Пошли полями, топча зеленую озимь, к белеющей церковной колокольне.
XXI
В Ворожбе стали в бывшей почтовой конторе. Оттуда вчера ушла армейская контрразведка. Бровцын вошел в комнату, заваленную бумагами, с письменным столом, с конвертами и письмами. Выдвинул ящик — и там полно писем.

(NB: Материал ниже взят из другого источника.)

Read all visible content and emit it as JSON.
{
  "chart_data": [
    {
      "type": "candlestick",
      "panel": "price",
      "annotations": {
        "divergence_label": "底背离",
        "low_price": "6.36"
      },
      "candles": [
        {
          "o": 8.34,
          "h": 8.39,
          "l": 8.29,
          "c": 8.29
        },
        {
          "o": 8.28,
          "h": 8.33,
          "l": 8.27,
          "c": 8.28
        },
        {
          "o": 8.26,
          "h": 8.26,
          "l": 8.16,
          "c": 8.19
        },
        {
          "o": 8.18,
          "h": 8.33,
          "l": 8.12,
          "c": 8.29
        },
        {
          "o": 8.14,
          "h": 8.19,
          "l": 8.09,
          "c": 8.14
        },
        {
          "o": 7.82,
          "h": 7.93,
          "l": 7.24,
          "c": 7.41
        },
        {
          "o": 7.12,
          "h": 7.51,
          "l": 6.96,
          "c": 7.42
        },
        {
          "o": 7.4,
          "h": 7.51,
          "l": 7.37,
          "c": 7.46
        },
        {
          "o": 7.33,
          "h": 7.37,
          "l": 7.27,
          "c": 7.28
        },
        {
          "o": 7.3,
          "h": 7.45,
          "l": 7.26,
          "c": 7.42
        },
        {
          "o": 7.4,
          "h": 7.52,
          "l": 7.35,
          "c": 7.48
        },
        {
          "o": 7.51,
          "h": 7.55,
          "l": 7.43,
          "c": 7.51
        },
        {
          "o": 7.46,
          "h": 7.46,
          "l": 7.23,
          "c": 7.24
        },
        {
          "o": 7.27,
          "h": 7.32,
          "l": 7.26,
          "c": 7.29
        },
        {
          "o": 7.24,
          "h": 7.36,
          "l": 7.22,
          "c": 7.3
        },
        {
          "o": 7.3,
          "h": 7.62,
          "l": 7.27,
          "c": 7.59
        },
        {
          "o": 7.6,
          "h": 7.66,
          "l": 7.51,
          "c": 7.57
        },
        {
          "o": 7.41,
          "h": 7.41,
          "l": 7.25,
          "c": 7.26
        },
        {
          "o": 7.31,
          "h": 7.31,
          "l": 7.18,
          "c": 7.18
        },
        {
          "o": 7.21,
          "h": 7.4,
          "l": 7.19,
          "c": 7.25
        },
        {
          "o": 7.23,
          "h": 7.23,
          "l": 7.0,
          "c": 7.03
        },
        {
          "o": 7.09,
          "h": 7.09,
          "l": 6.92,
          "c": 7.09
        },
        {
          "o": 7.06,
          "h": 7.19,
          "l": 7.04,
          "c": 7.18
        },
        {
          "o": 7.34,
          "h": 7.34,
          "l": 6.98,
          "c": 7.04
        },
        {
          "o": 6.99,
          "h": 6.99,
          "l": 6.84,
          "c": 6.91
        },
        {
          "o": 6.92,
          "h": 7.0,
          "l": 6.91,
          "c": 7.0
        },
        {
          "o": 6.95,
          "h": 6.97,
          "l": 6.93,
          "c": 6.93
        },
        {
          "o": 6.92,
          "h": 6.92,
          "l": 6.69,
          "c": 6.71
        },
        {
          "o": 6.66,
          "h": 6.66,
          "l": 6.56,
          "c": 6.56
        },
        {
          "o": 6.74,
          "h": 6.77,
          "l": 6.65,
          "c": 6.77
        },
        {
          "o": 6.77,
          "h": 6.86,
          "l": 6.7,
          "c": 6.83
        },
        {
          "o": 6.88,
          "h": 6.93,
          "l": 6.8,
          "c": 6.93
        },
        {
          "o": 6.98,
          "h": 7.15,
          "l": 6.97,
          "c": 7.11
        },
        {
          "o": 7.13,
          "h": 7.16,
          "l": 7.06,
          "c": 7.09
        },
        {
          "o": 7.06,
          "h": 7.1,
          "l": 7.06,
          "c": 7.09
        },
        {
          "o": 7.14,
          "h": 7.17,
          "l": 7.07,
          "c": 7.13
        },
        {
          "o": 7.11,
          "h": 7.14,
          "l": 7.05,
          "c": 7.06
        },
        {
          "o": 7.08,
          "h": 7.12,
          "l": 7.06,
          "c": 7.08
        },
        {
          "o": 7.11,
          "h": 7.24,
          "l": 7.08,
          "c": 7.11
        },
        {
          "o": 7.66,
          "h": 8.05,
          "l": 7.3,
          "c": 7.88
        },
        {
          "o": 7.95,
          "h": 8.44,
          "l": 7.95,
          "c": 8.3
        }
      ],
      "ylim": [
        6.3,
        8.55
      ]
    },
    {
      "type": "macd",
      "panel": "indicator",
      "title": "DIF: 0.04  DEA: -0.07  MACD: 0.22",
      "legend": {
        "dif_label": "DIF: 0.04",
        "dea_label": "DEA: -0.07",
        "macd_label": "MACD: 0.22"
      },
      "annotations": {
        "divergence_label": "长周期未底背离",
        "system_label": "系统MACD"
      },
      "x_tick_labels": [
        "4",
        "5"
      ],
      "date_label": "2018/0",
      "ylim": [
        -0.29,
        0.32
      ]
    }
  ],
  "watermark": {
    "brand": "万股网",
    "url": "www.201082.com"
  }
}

— А, сукины сыны! — проворчал он. — Не побеспокоились даже уничтожить… Какая халатность!
Он стал рыться.
— Мило… Смотрите, Игрунька, — список воинских чинов и запасных посада Ворожбы… Это черт знает что такое! Хорошо, пришли мы, а пришли бы красные, и всех этих людей потащили бы в Чека. На расстрел! Вот тыловые сволочи!.. Атарщиков!.. — крикнул он в соседнюю комнату, где его вестовой с Софией Ивановной возились, приготовляя чай. — Растапливай печку да гони всю эту литературу в огонь. Страсть у тыловой братии писательством заниматься. Игрунька, читал когда-нибудь Егора Егорова "Военные рассказы"? Нет? Был такой писатель в Императорской Руси. Конный артиллерист. Где-то он теперь? Умный парнишка. Так вот, он как-то написал, что стали бы делать штабы, если бы от них отобрали бумагу и чернила. Ну, как думаешь?
— Перестали бы писать, — сказал Игрунька.
— Эх ты. Мало знаешь их писарскую душу. Стали бы драть кору с деревьев и писать углем. Но, положим, и уголь, и кору отобрали? А… а нет — Егор Егоров пишет, что в своем писарском задоре они стали бы сдирать друг с друга кожу и писать кровью… И все-таки: писать, писать, и писать, — говорил Бровцын, с удовольствием глядя, как Атарщиков охапками таскал бумагу, как она занималась в печке веселым желтым пламенем, и гудела железная заслонка печи.